# Made Big Decision



## unreal

Hi,

After months of thinking while the wife has been away on holiday I was in a like 99% divorce situation I told her everything about our relationship no love, no compassion, no help with each other I wanted to go my own way and she would do being from a different culture. She pleaded with me to stay together we will start again and anew. I said okay I will give you another chance to be honest I don't think things will work out but I will try? 

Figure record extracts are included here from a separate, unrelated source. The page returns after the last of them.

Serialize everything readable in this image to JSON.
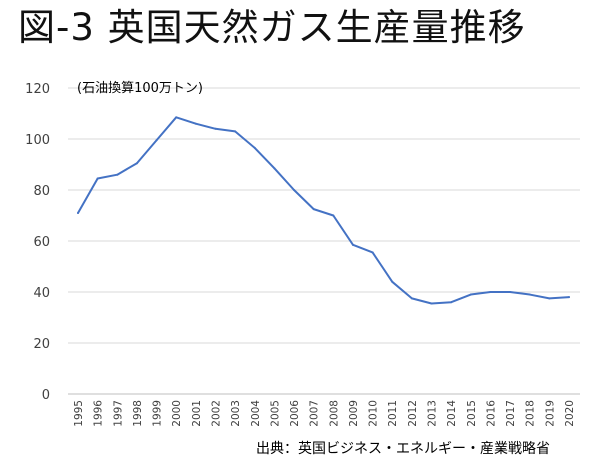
{
  "title": "図-3 英国天然ガス生産量推移",
  "source": "出典：英国ビジネス・エネルギー・産業戦略省",
  "chart_data": {
    "type": "line",
    "title": "図-3 英国天然ガス生産量推移",
    "unit_label": "(石油換算100万トン)",
    "xlabel": "",
    "ylabel": "",
    "ylim": [
      0,
      120
    ],
    "yticks": [
      0,
      20,
      40,
      60,
      80,
      100,
      120
    ],
    "grid": true,
    "legend": "none",
    "line_color": "#4472c4",
    "grid_color": "#d9d9d9",
    "x": [
      "1995",
      "1996",
      "1997",
      "1998",
      "1999",
      "2000",
      "2001",
      "2002",
      "2003",
      "2004",
      "2005",
      "2006",
      "2007",
      "2008",
      "2009",
      "2010",
      "2011",
      "2012",
      "2013",
      "2014",
      "2015",
      "2016",
      "2017",
      "2018",
      "2019",
      "2020"
    ],
    "series": [
      {
        "name": "",
        "values": [
          71,
          84.5,
          86,
          90.5,
          99.5,
          108.5,
          106,
          104,
          103,
          96.5,
          88.5,
          80,
          72.5,
          70,
          58.5,
          55.5,
          44,
          37.5,
          35.5,
          36,
          39,
          40,
          40,
          39,
          37.5,
          38
        ]
      }
    ]
  }
}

How much time should I give it 1 year 2? 

Thanks.


----------



## marksaysay

Maybe I'm wrong, but it doesn't sound like you are really wanting it to work. To set a time frame for things to be certain way, I think, is unreasonable and also a formula for failure. I don't know what your relationship issues are but I think if you are going to reconcile, you need to fully commit to it no matter what. I think you should do a lot of self introspection to recognize what you did to cause your marriage to be where it currently is. I know that no failed marriage is solely the responsibility of one partner. If she didn't do something you needed, maybe it was because you weren't meeting one of her needs. I'm not saying this was the case but it is an example of how things work. Read books. There are tons that are extremely helpful, i.e. His Needs, Her Needs and many more. Learn a lot about yourself. You may find that there is more that you can do. I wish you good luck.


----------



## anx

If you are considering making this work, MC is the place to figure that out.


----------



## DelinquentGurl

With that attitude it won't.
It takes both partners 100% to make or break a marriage.
I am sure not all the problems in the marriage were her fault.

MC, as well as individual counseling would be a great place to start.
Also, a positive attitude and willingness to work hard to make it work.
_Posted via Mobile Device_


----------